I’m not a full blown prepper, per say. I have a small Go Bag with some basic items like water purification tablets, clothing, a couple boxes of ammo, first aid kit, etc. During a discussion with a local group about essential items, one thing kept coming up: Communications. A friend then showed me his little Baofeng UV-5R handheld radio, sat me down and started explaining why it was a wonderful bugout radio. I ordered my own that night. Now that I’ve had it for a couple months, I’ve run it through it’s paces and made my decision on if this will be in my bugout bag or not.
NOTE: to use this radio on Ham frequencies in a non-emergency, you need your Ham license. This will be written from a SHTF POV and not from the view of an experienced Ham operator that would understand how most of the features already work.
When my radio came, it included the main radio, an earpiece mic, a rechargeable battery pack, rubber ducky antenna, charging dock, wrist strap, belt clip and the most useless manual ever .
I screwed on the antenna, found a small phillips head screwdriver to attach the belt clip, tossed on the wrist strap, clipped in the battery and finally set it in the charging dock. Total time, about 5 minutes. While the battery charged, I opened up the manual. About 5 minutes later I was googling how to program the unit because the manual was pretty damn useless. I came across this site and boy, it’s been a lifesaver: http://www.miklor.com/uv5r/ It helped me understand the menu options, how to program it and everything else about the radio.
Once the unit was fully charged, I set about learning it’s features and start programming it with some basic frequencies.
Features for the average user
This radio is a dual band HAM radio, and operates in the frequency ranges of 136-174 and 400-480MHz (2 meter and 7cm bands). That means you have access to the 2 most popular radio bands for Ham – perfect for SHTF situations. It also handles FRS (family walkie talkies) and GMRS (advance version of FRS basically that is for commercial use and requires a license) frequencies.
The radio can also listen to normal FM radio broadcast – I often use it for listening to local music broadcasts while I’m walking the dog around the neighborhood. This is extremely useful for making sure you can be kept in the loop with news reports, announcements or even just entertainment to keep from being bored.
The radio can also monitor two frequencies, so you can keep it on your normal comms channel and still listen in on another. This is incredibly useful when you consider that the frequencies this radio handles means it can be used as a scanner to monitor police, fire, airport and other municipal communications. Yet another important feature in a disaster situation.

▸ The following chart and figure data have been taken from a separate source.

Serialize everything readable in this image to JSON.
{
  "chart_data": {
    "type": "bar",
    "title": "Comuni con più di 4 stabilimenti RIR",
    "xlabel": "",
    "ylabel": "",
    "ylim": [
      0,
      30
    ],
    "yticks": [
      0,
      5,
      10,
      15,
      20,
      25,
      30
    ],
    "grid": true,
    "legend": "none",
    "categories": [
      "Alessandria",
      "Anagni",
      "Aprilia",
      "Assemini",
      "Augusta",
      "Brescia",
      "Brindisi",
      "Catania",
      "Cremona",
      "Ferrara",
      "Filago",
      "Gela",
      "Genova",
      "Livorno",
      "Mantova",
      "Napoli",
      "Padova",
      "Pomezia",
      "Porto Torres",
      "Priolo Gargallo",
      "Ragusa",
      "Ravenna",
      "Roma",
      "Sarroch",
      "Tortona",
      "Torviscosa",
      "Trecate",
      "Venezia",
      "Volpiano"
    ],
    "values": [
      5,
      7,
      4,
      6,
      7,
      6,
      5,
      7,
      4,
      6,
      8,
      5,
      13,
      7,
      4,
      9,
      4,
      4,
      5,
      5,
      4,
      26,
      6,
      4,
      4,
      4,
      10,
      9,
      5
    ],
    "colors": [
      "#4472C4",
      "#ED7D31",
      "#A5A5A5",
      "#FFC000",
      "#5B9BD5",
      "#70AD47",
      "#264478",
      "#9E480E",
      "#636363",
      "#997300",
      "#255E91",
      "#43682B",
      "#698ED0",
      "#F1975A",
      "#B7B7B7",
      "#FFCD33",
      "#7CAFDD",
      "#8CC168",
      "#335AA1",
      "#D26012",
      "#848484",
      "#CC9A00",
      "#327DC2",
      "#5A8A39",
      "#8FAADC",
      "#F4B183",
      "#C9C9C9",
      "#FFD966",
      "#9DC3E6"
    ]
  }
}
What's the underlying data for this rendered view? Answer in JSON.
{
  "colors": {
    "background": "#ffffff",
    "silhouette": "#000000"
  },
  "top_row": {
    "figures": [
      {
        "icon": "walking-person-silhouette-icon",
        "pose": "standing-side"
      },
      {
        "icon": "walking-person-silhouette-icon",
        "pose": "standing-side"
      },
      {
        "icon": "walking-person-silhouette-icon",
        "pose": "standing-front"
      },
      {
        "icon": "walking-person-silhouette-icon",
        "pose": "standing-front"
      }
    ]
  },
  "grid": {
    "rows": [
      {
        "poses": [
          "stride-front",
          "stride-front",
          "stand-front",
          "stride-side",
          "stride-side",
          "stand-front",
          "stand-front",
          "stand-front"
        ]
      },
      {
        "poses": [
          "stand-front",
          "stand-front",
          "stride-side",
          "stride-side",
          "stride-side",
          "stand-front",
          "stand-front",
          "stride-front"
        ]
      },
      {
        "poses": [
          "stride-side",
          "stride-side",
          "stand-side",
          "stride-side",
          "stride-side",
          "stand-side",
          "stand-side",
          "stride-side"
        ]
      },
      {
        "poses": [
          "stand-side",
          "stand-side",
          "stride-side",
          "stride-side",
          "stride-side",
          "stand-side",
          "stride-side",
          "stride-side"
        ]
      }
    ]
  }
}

It even has a built in flashlight – always handy.
Programming the radio
This is the one crappy part about the radio. Sigh. So programming it via keypad isn’t the easiest thing to do, and if I had to program a bunch of channels, I absolutely would NOT do it via the keypad. I can do it pretty easily now, but it’s tedious as hell. Instead, what I do is use a USB cable (sold separately) and a free program named “Chirp”. Just hook up the cable, turn the radio on, and then tell Chirp to download the radio’s configuration. Edit the configuration and this time telling chirp to send the configuration to the radio. Tada!
I set channel 1 to NOAA (and have it configured to skip it during Scanning mode), channel 2 is my groups primary channel and then most of the rest are repeaters in my area. Some channels I have set aside for use as a Scanner – I have the police, fire, airport, etc, all configured for that (and using Chirp I was able to turn off transmitting for those channels, so I can’t do it accidentally).
Using the radio
In simplex mode, direct radio to radio, I get between 1-3 miles, depending on obstacles, height, etc. Using a repeater though, I can hit close to 30 miles so far. That said, get rid of the rubber ducky antenna that it comes with and add a Nagoya NA-771 or similar antenna for better performance.
People hear me loud and clear, and I hear them the same. I generally set Channel A to be my group’s channel and often set Channel B to Scan mode so that if Channel A becomes active, I’ll hear it. On my nightly dog walks around the neighborhood, I tend to activate the FM radio function and listen to some music – what’s nice is if a broadcast comes up on Channel A or B while doing this, it’ll fade out the music and let me hear the broadcast. Shortly after the broadcast is over, it’ll fade my music back in. Nice. And this thing has a flashlight – very useful on my walks!
This is an awesome SHTF/Bug Out radio. It’s cheap at about 1/3 the cost of other similar radios, it works well, has a lot of features, comes with accessories and handles the frequencies you will want in an emergency. I only wish it were waterproof, and was easier to program via keypad, but that’s about it. Overall, this radio is a win.